In some embodiments, splitting the first set of band features into a low frequency band part and a high frequency band part may be based on a first neural subnetwork. The first neural subnetwork may be trained together with the speech enhancement neural subnetwork by evaluating the loss function.
In some embodiments, mapping the band features corresponding to the high frequency band part to the reduced number of high frequency band features may include, for each band feature in the reduced number of high frequency band features, determining a subset of band features in the high frequency band part, and calculating a weighted sum of the subset of band features to determine the band feature in the reduced number of high frequency band features. Mapping the band features corresponding to the high frequency band part to the reduced number of high frequency band features may be based on a second neural subnetwork. The second neural subnetwork may then be trained together with the speech enhancement neural subnetwork by evaluating the loss function. Weights of the second neural subnetwork may correspond to a choice of subsets and the weights for the weighted sum of the subsets. The second neural subnetwork may be a fully connected layer.
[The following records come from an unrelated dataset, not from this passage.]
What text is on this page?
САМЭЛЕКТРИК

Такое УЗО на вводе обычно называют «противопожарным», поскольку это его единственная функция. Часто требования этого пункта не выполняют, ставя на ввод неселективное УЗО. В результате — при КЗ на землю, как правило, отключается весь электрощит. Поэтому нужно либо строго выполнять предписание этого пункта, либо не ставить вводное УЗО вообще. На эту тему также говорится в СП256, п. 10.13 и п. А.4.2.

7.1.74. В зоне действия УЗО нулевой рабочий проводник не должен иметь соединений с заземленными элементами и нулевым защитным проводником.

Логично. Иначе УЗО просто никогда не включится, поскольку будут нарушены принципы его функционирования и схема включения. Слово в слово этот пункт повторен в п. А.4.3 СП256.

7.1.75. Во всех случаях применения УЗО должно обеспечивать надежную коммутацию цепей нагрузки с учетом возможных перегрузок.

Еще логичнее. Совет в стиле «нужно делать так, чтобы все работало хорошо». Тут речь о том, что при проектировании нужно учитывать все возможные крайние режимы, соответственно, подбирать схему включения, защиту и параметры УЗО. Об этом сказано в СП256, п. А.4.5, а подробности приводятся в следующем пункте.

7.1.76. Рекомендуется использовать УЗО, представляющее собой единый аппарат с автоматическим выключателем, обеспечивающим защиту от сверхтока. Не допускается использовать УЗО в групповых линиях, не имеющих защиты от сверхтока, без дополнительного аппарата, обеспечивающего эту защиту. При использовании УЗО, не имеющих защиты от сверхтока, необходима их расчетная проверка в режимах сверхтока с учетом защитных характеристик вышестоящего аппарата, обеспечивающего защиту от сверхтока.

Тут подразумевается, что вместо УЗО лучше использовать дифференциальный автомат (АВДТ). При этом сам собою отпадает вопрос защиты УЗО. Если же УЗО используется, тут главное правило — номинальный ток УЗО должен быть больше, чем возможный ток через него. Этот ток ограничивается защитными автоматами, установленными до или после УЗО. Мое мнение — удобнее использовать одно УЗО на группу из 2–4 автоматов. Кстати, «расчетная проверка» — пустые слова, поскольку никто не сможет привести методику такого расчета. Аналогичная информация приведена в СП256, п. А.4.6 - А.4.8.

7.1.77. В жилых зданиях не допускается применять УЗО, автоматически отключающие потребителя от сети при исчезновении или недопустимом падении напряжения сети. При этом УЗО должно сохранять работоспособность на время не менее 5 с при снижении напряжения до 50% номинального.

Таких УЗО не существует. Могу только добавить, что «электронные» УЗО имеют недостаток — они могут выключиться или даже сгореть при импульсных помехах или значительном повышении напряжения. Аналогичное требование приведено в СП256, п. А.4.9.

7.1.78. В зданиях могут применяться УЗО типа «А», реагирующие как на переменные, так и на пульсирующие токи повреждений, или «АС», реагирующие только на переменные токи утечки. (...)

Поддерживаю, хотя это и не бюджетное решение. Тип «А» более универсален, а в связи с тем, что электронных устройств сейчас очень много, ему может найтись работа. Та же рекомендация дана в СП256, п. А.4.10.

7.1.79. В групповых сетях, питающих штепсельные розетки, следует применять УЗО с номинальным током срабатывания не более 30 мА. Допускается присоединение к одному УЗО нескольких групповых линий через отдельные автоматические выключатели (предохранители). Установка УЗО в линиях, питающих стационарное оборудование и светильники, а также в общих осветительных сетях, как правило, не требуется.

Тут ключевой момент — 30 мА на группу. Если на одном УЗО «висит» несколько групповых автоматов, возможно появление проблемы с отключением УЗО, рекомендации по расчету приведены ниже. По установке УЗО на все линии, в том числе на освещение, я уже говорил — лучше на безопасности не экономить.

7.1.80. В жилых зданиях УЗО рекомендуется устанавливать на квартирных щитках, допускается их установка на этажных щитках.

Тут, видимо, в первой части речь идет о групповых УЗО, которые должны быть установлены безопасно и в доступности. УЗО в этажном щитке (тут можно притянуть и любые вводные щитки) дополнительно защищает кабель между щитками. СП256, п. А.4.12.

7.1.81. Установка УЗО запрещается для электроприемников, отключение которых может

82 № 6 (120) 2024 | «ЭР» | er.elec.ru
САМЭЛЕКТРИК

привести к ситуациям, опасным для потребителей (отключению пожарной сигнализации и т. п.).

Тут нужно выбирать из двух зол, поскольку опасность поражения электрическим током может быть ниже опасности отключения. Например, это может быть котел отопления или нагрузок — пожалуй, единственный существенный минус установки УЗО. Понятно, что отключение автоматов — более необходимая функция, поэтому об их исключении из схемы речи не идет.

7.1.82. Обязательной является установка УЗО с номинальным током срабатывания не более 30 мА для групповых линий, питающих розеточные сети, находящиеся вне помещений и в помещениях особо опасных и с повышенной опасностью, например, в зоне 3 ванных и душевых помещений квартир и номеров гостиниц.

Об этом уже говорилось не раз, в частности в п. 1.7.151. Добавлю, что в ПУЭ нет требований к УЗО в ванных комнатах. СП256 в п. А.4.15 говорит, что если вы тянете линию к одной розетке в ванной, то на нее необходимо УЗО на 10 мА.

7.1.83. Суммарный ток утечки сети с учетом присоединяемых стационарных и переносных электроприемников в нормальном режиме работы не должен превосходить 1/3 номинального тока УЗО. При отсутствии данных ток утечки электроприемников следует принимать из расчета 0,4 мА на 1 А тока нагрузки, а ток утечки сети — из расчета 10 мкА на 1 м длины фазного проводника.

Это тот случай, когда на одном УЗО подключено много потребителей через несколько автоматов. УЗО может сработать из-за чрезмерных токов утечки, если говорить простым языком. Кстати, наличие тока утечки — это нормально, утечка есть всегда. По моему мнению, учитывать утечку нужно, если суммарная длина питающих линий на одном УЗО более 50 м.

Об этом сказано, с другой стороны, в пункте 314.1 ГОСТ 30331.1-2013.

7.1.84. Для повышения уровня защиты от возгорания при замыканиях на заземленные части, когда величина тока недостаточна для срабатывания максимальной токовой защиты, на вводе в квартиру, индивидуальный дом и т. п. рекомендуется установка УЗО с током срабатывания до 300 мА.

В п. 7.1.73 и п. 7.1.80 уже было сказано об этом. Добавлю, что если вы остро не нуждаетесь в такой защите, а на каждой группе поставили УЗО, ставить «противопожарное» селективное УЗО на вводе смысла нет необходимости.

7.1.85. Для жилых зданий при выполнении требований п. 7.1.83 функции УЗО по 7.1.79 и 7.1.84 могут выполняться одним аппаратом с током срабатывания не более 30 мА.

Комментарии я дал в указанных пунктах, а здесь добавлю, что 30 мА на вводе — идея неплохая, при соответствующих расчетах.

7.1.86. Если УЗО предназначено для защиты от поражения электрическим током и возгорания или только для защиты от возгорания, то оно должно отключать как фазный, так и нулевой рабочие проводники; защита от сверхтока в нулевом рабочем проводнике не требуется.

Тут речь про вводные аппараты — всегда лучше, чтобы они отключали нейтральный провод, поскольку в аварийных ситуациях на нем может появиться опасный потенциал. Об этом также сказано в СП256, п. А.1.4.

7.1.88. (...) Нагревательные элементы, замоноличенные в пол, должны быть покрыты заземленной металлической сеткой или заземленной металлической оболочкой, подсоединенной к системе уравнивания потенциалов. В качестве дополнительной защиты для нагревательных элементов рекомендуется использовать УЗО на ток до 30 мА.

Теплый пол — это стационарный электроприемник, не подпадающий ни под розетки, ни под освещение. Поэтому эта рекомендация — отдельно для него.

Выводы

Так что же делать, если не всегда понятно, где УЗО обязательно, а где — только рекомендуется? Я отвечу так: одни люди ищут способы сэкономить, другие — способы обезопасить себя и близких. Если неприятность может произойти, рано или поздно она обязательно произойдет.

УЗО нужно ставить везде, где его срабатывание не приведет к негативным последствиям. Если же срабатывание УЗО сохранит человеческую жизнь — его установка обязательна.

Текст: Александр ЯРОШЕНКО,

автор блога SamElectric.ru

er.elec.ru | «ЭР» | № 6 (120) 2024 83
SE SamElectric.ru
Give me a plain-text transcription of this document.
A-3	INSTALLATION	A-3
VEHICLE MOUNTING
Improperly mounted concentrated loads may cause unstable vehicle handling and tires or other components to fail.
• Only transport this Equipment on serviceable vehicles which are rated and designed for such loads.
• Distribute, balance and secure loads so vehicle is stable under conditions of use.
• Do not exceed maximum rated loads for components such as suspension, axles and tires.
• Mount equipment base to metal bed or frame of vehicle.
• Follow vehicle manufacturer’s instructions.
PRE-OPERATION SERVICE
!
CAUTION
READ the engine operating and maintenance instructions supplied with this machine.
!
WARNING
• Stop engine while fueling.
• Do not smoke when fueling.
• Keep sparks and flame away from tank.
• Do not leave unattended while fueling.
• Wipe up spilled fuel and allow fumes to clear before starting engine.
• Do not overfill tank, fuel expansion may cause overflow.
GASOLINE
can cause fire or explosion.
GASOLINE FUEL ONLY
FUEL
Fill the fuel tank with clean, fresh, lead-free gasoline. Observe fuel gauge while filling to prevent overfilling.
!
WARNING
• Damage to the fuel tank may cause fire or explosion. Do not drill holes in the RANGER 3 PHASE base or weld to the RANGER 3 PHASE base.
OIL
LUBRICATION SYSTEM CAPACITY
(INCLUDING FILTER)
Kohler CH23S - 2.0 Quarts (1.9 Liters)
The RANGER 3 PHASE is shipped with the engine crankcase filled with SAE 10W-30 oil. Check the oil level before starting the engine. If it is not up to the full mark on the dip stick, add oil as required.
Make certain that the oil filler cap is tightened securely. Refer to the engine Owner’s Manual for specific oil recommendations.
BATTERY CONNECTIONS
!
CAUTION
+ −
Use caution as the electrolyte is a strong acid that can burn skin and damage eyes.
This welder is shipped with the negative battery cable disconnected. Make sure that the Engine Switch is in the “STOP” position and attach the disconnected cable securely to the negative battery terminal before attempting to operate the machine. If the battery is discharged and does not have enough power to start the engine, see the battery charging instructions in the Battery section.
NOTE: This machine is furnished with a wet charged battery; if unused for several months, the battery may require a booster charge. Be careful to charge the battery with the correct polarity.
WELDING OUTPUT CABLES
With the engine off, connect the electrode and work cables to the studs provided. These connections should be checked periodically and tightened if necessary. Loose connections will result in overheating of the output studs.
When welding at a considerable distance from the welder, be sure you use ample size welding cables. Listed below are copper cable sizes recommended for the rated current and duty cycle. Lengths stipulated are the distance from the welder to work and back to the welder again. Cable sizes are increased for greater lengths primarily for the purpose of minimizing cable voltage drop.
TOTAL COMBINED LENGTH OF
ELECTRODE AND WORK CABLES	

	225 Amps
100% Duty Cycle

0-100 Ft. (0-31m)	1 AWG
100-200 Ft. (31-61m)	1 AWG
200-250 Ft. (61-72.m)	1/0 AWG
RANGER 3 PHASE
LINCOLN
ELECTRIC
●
In some embodiments, splitting the first mask into the low frequency mask part and the high frequency mask part may be performed by splitting the entries at a splitting point and assigning the entries corresponding to the frequency bands below the splitting point to the low frequency mask part and the entries corresponding to the frequency band above the splitting point to the high frequency mask part. A number of entries in the low frequency mask part may correspond to a number of band features in the low frequency band part. Specifically, a number of entries in the high frequency mask part may be equal to N−x. Splitting the first mask into the low frequency mask part and the high frequency mask part may further be based on a third neural subnetwork. The third neural subnetwork may be trained together with the speech enhancement neural subnetwork by evaluating the loss function.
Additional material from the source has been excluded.